The fears however focus mostly on the employment. Another study recently published by McKinsey & Company considers the impact of automation permitted by artificial intelligence on the organization of the work and the evolution of labor needs.

According to this study, 60% of the industry will be affected, and at least 30% of the industrial activities will be automated or managed by artificial intelligence. As a result, between 400 and 800 million people worldwide may be asked to find a new job by 2030, the study said.

In the hospitality and catering sector, another document also published by McKinsey & Company estimated that 66% of the tasks could be automated, which represents 53.9 million jobs worldwide.

Faced with the automation of activities, all countries are not on an equal footing. China could take the lead, with a potential of almost 400 million automated jobs. This revolution in the organization of work could in any case have a positive impact on tourism: by increasing productivity, and combined with a rise in wages, the phenomenon would, always cause according to the analysis of McKinsey & Company, a rising demand in the areas of recreation.

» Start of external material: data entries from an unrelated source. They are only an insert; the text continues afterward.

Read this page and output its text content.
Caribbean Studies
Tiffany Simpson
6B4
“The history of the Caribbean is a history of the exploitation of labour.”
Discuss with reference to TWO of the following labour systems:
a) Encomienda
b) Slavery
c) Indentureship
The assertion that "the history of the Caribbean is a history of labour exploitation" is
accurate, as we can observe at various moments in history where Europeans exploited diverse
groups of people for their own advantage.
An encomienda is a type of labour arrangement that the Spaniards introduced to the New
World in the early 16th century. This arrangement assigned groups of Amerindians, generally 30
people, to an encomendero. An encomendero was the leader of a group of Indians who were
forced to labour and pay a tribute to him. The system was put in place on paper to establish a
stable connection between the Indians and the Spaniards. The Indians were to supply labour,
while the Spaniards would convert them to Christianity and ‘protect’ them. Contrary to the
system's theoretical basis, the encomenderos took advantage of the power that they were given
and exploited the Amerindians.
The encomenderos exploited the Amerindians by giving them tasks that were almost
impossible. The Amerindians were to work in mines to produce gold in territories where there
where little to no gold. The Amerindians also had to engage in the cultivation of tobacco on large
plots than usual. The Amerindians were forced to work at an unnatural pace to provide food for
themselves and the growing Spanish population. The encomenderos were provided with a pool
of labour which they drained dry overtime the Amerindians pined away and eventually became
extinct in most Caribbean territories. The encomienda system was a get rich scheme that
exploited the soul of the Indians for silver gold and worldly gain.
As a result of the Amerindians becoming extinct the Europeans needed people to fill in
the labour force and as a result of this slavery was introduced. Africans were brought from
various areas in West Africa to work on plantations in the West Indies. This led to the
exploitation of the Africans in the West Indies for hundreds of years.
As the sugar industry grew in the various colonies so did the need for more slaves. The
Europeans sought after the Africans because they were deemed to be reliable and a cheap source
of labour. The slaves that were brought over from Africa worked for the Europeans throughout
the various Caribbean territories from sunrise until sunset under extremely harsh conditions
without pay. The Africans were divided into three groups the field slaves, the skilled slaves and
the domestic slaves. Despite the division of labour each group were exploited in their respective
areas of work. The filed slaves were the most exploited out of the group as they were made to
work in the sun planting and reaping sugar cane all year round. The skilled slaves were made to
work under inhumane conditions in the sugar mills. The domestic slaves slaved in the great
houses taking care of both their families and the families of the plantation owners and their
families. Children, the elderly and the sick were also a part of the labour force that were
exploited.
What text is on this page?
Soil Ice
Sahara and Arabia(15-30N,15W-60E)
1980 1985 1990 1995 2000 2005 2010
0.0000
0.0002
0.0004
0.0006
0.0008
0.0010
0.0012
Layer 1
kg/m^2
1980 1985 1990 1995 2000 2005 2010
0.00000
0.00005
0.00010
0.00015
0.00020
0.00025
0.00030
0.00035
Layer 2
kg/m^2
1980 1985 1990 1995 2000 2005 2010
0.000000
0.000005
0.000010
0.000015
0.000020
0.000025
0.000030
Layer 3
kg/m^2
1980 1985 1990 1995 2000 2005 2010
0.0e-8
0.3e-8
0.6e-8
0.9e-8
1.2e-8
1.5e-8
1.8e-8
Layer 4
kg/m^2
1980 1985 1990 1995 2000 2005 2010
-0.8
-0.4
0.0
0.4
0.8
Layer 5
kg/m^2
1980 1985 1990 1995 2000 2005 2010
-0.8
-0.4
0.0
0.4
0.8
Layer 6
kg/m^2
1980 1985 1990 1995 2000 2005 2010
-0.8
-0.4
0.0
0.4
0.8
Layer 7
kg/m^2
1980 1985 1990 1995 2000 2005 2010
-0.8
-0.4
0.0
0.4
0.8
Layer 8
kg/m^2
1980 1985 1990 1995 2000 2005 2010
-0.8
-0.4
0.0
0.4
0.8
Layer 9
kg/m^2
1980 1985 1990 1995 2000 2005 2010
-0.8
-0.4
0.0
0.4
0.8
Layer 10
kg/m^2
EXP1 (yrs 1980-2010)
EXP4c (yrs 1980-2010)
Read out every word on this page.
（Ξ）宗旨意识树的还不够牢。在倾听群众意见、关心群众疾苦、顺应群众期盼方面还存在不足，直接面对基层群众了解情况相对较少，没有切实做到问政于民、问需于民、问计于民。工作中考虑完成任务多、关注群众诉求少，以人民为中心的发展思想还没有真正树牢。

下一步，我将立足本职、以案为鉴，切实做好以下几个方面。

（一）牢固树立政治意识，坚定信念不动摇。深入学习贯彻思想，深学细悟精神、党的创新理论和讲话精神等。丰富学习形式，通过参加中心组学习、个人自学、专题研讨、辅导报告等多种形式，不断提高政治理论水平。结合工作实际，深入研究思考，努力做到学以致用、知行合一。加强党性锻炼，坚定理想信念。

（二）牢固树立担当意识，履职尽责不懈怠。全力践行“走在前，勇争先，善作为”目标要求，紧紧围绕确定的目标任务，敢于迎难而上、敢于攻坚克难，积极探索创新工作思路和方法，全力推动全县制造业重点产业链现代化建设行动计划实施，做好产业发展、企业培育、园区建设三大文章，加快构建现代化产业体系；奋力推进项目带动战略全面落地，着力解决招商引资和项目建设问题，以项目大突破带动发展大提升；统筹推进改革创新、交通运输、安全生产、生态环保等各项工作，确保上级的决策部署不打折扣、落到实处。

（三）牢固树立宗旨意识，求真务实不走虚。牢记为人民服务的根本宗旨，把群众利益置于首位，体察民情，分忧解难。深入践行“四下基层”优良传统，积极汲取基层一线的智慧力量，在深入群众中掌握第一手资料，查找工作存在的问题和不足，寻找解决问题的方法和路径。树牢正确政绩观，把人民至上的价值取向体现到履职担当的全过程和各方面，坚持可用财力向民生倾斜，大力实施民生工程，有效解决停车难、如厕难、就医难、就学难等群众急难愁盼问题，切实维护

This increase of demand, in recreation, but also of consumption in general, could in return create between 300 and 365 million jobs worldwide.

"Companies will be in the front line, according to the study. They should at the same time reorganize their business processes and reassess their strategies for talent management, their need for personnel, by carefully studying who is necessary, who can be redeployed to other positions, and where can be the new talents useful.

Moreover, many companies feel it is in their interest - and in the framework, too, their social responsibility - to train and prepare employees for a new world of work," noted the study.